Diez pasos por delante había un habitáculo separado del resto. En él estaba Morlack, una mujer pequeña, de aspecto fantasmagórico, con la cabeza agachada. Martín no lo dudo y se acercó, se puso enfrente pero alejado unos pasos.
—Puedes mirar más de cerca, no te preocupes, de verdad.
—¿El dinero? —preguntó Martín sin saber por qué.
—Todo está arreglado, Martín, ahora eres de la familia.

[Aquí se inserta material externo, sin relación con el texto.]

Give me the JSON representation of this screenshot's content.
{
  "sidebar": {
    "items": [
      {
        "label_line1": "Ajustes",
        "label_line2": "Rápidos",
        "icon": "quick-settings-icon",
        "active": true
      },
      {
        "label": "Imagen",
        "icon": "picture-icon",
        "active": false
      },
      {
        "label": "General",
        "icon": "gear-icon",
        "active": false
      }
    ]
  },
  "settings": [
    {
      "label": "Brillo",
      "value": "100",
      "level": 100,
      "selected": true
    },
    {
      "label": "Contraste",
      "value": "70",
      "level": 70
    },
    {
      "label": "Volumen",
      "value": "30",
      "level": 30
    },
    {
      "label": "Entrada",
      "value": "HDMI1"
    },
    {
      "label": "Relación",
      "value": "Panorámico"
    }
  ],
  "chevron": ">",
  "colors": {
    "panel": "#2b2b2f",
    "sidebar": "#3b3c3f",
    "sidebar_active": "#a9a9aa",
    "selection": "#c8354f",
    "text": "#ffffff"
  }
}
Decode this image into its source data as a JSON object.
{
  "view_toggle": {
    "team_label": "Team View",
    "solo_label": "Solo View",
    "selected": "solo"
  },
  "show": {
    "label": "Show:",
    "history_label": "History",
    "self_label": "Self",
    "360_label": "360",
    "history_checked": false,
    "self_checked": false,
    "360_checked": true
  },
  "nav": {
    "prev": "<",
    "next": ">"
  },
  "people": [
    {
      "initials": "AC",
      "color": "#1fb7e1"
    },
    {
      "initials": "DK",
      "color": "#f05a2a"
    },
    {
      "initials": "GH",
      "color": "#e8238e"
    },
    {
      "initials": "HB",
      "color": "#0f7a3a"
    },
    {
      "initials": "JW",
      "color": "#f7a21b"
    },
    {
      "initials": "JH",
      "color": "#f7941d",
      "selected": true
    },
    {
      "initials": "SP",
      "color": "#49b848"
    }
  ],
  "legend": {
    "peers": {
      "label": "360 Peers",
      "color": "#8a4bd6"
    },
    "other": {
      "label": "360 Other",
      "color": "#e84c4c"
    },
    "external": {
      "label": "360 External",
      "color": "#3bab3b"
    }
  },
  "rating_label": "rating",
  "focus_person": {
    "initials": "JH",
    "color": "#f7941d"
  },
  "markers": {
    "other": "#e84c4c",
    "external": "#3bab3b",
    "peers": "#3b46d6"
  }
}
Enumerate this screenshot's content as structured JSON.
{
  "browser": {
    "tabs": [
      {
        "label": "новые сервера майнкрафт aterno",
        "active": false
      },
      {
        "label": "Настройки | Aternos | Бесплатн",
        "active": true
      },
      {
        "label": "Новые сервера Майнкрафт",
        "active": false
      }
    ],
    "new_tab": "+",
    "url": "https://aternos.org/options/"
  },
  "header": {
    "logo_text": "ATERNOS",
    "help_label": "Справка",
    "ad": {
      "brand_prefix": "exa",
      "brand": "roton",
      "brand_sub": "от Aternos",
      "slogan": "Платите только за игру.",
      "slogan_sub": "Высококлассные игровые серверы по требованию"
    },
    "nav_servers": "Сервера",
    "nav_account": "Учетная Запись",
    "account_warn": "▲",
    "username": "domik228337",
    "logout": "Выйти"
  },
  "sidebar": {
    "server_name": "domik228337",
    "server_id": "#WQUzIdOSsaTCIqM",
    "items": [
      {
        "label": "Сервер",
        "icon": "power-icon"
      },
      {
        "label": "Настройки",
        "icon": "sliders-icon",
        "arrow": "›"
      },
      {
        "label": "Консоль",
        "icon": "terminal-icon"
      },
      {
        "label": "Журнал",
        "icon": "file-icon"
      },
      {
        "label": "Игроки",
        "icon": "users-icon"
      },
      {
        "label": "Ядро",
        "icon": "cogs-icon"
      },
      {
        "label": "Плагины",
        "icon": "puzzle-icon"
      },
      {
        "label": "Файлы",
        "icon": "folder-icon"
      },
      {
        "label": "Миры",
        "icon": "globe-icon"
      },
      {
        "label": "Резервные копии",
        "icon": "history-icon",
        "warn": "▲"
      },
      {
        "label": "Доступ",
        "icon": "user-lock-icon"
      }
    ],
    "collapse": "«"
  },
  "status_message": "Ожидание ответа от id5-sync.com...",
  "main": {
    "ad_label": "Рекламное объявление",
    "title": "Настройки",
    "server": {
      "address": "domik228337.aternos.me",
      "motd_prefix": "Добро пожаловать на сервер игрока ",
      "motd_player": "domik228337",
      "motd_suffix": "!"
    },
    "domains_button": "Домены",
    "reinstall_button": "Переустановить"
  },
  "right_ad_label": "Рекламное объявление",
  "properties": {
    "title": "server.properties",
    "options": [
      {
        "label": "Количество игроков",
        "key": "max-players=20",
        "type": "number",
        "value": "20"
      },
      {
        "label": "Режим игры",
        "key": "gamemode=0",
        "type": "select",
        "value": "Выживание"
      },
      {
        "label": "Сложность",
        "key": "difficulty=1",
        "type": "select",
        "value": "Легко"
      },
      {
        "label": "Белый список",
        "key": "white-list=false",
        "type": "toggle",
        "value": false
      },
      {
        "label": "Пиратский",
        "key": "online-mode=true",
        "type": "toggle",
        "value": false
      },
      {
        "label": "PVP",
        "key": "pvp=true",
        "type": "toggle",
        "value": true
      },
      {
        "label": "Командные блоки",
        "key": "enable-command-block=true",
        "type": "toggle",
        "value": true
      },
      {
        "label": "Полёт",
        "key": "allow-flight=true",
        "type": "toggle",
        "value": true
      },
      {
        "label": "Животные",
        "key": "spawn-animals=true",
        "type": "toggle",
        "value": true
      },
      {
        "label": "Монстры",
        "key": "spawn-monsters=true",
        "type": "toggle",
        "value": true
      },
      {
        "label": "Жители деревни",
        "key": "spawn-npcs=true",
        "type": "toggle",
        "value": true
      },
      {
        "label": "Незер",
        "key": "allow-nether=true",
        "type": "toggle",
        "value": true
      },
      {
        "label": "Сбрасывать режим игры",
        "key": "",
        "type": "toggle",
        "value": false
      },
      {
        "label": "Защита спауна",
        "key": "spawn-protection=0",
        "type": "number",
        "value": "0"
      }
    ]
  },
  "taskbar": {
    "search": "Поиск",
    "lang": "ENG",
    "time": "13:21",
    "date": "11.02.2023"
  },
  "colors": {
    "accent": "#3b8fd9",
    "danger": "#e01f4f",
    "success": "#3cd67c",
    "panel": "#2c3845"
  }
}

Martín dio un paso y un brazo largo coronado por cinco dedos, que parecían tener más falanges de la cuenta, salió de entre los barrotes y agarró su pecho; otra mano le quitó la máscara. Morlack miró a la cara de Martín y este se quedó hipnotizado por el negro absoluto. Despertó al poco tiempo, tocándose la cabeza, dolido. Se encontraba raro. Quiso avanzar y estaba rodeado de rejas. Miró sus pies y estaba descalzo, se llevó las manos a la cara y sus dedos eran largos y grises; tenía el pelo pegado a la cara. Quiso gritar y no pudo. Ahora él era Morlack.
Tony y el guardaespaldas se montaron en la limusina y ordenaron al conductor que iniciara la marcha. Martín, o mejor dicho, el cuerpo de Martín se acomodó a su lado, desnortado.
—Que los bichos estuvieran en jaulas tuvo que darle alguna pista —el guardaespaldas reía.
—Bah, qué más da —resopló Tony despreocupado.
—¿Ya está desactivada?
—Sí, casi no llegamos. Ha sido complicado ganarme la confianza de este inútil.
—Lo importante es que ha cumplido su misión.
—Sí, pronto se convertirá de nuevo en un Martín funcional y seguirá creando para nosotros. Hasta que otro monstruo ocupe sus sueños y haya que cambiarlo de nuevo; si no, el esperpento de turno saldrá a la realidad.
—Lo que usted, diga, jefe. Brrrrr —el guardaespaldas se sacudió con escalofríos.
Tony daba palmaditas en la cabeza de Martín y este miraba hacia arriba mientras se le caía la baba.